Sur les conclusions en annulation :
2. Aux termes de l'article 6 de l'accord franco-algérien : " () Le certificat de résidence d'un an portant la mention "vie privée et familiale" est délivré de plein droit : () 2. Au ressortissant algérien, marié avec un ressortissant de nationalité française, à condition que son entrée sur le territoire français ait été régulière, que le conjoint ait conservé la nationalité française et, lorsque le mariage a été célébré à l'étranger, qu'il ait été transcrit préalablement sur les registres de l'état civil français ; () ". Aux termes de l'article L. 412-5 du code de l'entrée et du séjour des étrangers et du droit d'asile : " La circonstance que la présence d'un étranger en France constitue une menace pour l'ordre public fait obstacle à la délivrance et au renouvellement de la carte de séjour temporaire, de la carte de séjour pluriannuelle et de l'autorisation provisoire de séjour prévue aux articles L. 425-4 ou L. 425-10 ainsi qu'à la délivrance de la carte de résident et de la carte de résident portant la mention " résident de longue durée-UE ". ". Selon l'article L. 432-1 de ce code : " La délivrance d'une carte de séjour temporaire ou pluriannuelle ou d'une carte de résident peut, par une décision motivée, être refusée à tout étranger dont la présence en France constitue une menace pour l'ordre public. ".
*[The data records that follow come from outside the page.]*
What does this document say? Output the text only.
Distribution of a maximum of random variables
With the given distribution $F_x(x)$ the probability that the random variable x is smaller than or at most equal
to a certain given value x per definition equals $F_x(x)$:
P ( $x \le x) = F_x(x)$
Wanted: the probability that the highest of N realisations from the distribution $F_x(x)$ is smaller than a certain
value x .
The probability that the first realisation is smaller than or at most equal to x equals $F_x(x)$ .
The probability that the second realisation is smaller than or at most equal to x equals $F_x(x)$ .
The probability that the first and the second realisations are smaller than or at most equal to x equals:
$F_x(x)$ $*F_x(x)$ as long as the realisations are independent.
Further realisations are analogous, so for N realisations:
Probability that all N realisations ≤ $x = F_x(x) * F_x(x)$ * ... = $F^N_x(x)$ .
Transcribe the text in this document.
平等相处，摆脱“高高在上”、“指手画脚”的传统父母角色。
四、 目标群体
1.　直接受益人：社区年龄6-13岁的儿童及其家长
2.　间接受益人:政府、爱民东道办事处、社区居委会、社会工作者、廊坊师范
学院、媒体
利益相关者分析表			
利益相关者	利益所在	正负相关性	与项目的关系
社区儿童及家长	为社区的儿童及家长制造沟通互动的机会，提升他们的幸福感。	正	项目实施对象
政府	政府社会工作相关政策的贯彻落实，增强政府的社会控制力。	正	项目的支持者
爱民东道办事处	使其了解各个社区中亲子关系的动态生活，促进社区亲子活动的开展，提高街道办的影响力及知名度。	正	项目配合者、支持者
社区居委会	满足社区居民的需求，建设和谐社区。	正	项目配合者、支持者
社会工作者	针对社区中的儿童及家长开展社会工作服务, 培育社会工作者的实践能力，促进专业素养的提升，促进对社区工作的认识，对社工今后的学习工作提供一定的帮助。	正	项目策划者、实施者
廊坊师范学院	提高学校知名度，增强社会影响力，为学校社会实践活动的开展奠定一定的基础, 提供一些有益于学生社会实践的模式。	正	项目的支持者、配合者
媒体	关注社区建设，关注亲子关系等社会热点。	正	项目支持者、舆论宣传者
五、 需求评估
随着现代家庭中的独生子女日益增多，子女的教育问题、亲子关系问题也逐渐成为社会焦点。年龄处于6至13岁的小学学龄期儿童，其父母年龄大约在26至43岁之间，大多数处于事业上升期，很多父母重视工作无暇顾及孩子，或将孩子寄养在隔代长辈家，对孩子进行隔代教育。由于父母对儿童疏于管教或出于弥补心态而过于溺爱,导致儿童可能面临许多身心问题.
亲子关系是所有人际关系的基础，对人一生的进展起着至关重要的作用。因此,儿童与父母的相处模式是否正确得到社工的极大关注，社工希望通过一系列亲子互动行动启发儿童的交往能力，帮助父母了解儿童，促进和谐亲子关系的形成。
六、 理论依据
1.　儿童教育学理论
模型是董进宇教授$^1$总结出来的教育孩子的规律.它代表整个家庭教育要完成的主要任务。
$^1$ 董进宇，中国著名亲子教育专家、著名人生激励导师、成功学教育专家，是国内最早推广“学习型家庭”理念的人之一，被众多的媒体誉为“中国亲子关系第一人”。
3. Les stipulations de l'article 6 de l'accord franco-algérien du 27 décembre 1968 ne privent pas l'autorité compétente du pouvoir qui lui appartient de refuser à un ressortissant algérien la délivrance du certificat de résidence d'un an lorsque sa présence en France constitue une menace pour l'ordre public ainsi que le prévoient les articles L. 412-5 et L. 432-1 du code de l'entrée et du séjour des étrangers et du droit d'asile.
4. Pour refuser d'octroyer à Mme A le certificat de résidence d'un an en qualité de conjointe de français qu'elle sollicitait, le préfet des Pyrénées-Orientales s'est fondé sur la circonstance que sa présence en France constituait une menace pour l'ordre public dès lors que, le 15 mai 2018, l'intéressée a été condamnée par le tribunal correctionnel de Toulouse à une peine de 3 mois d'emprisonnement assortie d'une interdiction du territoire pour une durée de trois années pour des faits de rébellion et de soustraction à l'exécution d'une mesure d'obligation de quitter de territoire français, la requérante ayant résisté activement à la contrainte des forces de l'ordre pour empêcher son embarquement. Un arrêt de la Cour d'appel de Toulouse en date du 4 juillet 2018 l'a relevée de la peine d'interdiction du territoire et a minoré les condamnations prononcées envers les parties civiles. Toutefois, cette seule condamnation, compte tenu de la nature des faits reprochés, de leur ancienneté et de leur caractère isolé, ne sauraient suffire à considérer que la présence de Mme A épouse C sur le territoire français serait de nature à constituer une menace à l'ordre public. Dans ces conditions, la requérante est fondée à soutenir qu'en rejetant sa demande de certificat de résidence pour ce motif d'ordre public, le préfet des Pyrénées-Orientales a entaché sa décision d'erreur d'appréciation.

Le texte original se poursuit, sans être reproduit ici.